Sinds de invoering van de huidige regelgeving rond het vliegen met drones haalden bijna zeventig droneprofessionals hun ROC-light licentie. Voor de zwaardere drones kregen 32 bedrijven een vergunning.
ROC en ROC-light
Mensen die bedrijfsmatig met drones tussen de 0 en 150 kilo willen vliegen hebben een RPAS Operation Certificate (ROC-vergunning of ROC-light vergunning) nodig. Welke vergunning nodig is, hangt af van het gewicht van de drone. En van de vraag waar, hoe hoog en hoe ver de operator wil vliegen. Is de drone zwaarder dan 4 kilo, dan is een ROC verplicht. Is de drone lichter dan kan de operator ook kiezen voor een ROC-light vergunning.
Voor deze vergunning gelden veel minder eisen, maar er mag ook minder hoog en ver mee gevlogen worden.
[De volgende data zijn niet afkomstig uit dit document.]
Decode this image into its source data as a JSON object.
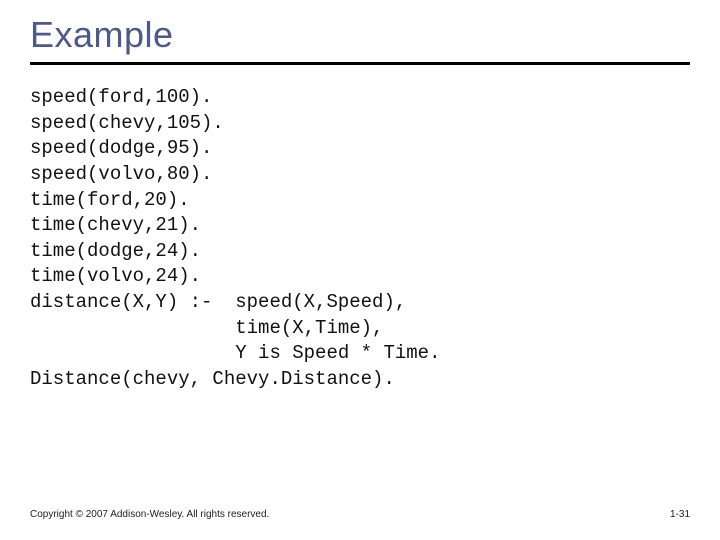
{
  "title": "Example",
  "code_lines": [
    "speed(ford,100).",
    "speed(chevy,105).",
    "speed(dodge,95).",
    "speed(volvo,80).",
    "time(ford,20).",
    "time(chevy,21).",
    "time(dodge,24).",
    "time(volvo,24).",
    "distance(X,Y) :-  speed(X,Speed),",
    "                  time(X,Time),",
    "                  Y is Speed * Time.",
    "Distance(chevy, Chevy.Distance)."
  ],
  "footer": {
    "copyright": "Copyright © 2007 Addison-Wesley. All rights reserved.",
    "page": "1-31"
  }
}
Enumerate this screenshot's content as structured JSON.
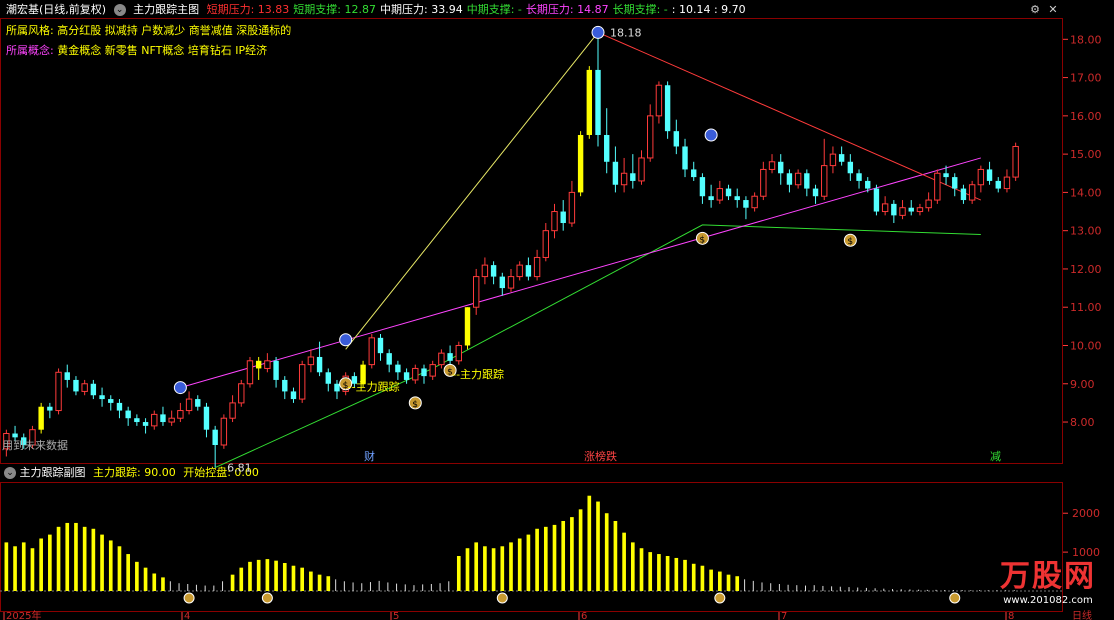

De drone mag tijdens de vlucht niet hoger dan vijftig meter boven de grond en niet verder dan honderd meter van de piloot verwijderd zijn. Daarnaast geldt altijd een bufferzone van 50 meter tussen de drone en omstanders.
De vergunninghouders zijn met hun drones vooral actief op het gebied van film, landbouw, onderzoek, offshore en industrie. De ILT publiceert elke maand een overzicht van vergunninghouders op haar website.